В то время как индейцы повели лошадей к ручью, протекавшему поблизости и пробившему себе выход к морю под уступом скалы, Тейтли, в сопровождении Хоцитл, подошел к краю пригорка и, взглянув на море, вскрикнул от изумления. Маленькое судно, замеченное им несколько часов перед этим, было уже только в расстоянии мили от берега и стояло неподвижно с опустившимися парусами, так как в воздухе не было ни малейшего ветерка. Поверхность моря вся блестела и искрилась, так как солнце уже заходило и точно заревом громадного пожара осветилась часть моря и весь горизонт. Тейтли пристально всматривался.

– Что с тобой? – спросила Хоцитл, почувствовав, что рука, на которую она опиралась, немного содрогнулась.

– Мы теперь находимся как раз напротив Скорпионов, и целая тысяча незаметных камней скрыта под этой гладкой поверхностью моря, расстилающейся перед нами.

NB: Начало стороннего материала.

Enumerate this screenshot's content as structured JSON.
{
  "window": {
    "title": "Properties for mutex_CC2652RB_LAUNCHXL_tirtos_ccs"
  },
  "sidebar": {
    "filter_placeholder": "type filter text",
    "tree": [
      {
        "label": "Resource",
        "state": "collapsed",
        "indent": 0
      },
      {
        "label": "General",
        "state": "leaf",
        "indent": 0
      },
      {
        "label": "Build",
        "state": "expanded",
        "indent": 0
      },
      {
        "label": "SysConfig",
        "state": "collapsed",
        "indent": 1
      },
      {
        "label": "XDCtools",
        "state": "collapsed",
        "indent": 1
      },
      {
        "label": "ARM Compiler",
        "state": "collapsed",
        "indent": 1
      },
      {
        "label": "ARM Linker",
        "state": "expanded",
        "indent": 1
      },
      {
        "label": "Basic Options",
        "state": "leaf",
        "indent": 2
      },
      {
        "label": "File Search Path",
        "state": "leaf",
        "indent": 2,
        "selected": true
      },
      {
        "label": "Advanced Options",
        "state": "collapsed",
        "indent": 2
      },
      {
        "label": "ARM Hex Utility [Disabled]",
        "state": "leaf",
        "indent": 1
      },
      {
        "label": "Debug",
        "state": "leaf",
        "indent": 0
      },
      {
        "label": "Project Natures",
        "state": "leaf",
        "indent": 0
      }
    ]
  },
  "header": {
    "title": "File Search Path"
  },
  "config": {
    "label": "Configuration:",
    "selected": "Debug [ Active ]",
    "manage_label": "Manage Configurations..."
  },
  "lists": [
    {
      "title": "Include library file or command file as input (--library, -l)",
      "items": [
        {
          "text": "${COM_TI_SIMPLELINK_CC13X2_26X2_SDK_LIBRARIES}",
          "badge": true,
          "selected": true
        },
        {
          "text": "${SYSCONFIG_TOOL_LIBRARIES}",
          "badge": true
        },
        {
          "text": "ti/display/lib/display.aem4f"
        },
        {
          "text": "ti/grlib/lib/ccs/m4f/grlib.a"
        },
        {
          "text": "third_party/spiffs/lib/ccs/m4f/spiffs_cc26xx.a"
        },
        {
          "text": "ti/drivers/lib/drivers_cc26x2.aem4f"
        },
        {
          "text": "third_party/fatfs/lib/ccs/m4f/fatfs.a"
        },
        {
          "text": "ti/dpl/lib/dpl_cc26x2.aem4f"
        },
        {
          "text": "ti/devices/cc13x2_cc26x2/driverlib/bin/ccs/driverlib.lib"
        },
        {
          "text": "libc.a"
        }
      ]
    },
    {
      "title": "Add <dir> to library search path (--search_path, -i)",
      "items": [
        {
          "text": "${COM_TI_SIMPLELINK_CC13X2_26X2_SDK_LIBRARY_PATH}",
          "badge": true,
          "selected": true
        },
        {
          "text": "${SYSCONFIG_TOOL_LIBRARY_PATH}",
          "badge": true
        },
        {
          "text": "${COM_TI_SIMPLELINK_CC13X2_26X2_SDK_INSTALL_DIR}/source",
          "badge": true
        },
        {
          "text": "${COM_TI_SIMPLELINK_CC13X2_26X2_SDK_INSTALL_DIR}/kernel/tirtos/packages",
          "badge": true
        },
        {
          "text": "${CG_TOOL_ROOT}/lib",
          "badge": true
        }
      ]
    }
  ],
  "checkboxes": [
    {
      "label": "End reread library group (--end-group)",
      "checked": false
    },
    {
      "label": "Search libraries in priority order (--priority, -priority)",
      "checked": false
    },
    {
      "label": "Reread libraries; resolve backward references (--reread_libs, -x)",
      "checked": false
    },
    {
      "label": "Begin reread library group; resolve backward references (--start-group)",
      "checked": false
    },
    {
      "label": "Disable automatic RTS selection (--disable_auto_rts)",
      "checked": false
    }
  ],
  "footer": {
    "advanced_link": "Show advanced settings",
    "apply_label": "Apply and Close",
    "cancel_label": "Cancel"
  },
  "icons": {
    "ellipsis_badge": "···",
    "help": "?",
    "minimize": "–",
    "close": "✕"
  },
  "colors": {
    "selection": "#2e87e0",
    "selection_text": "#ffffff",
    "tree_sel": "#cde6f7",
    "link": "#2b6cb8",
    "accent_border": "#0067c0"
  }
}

Завтра утром весь берег будет усыпан обломками этого корабля, потому что тегуантепекский ветер задует тотчас по заходу солнца.

Возвращаясь к шалашу, Тейтли несколько минут говорил с индейцами, собравшимися около костра, а после того растянулся на траве и, положив голову на седло, уснул. Сидевшая около него Хоцитл подала знак мицтекам не шуметь, чтобы не тревожить сна руководителя. Молодая женщина с любовью всматривалась в лицо мужа, она отгоняла от него насекомых и вместе с тем изредка посматривала на шхуну. Но вдруг она заметила розовое облачко, появившееся на горизонте. Присматриваясь к нему, индианка зашептала:

– Предводитель прав. Тотчас задует тегуантепекский ветер, и люди, находившиеся на этом корабле, сегодня ночью лицом к лицу увидят грозного Тецкатлипоку, повелителя небес.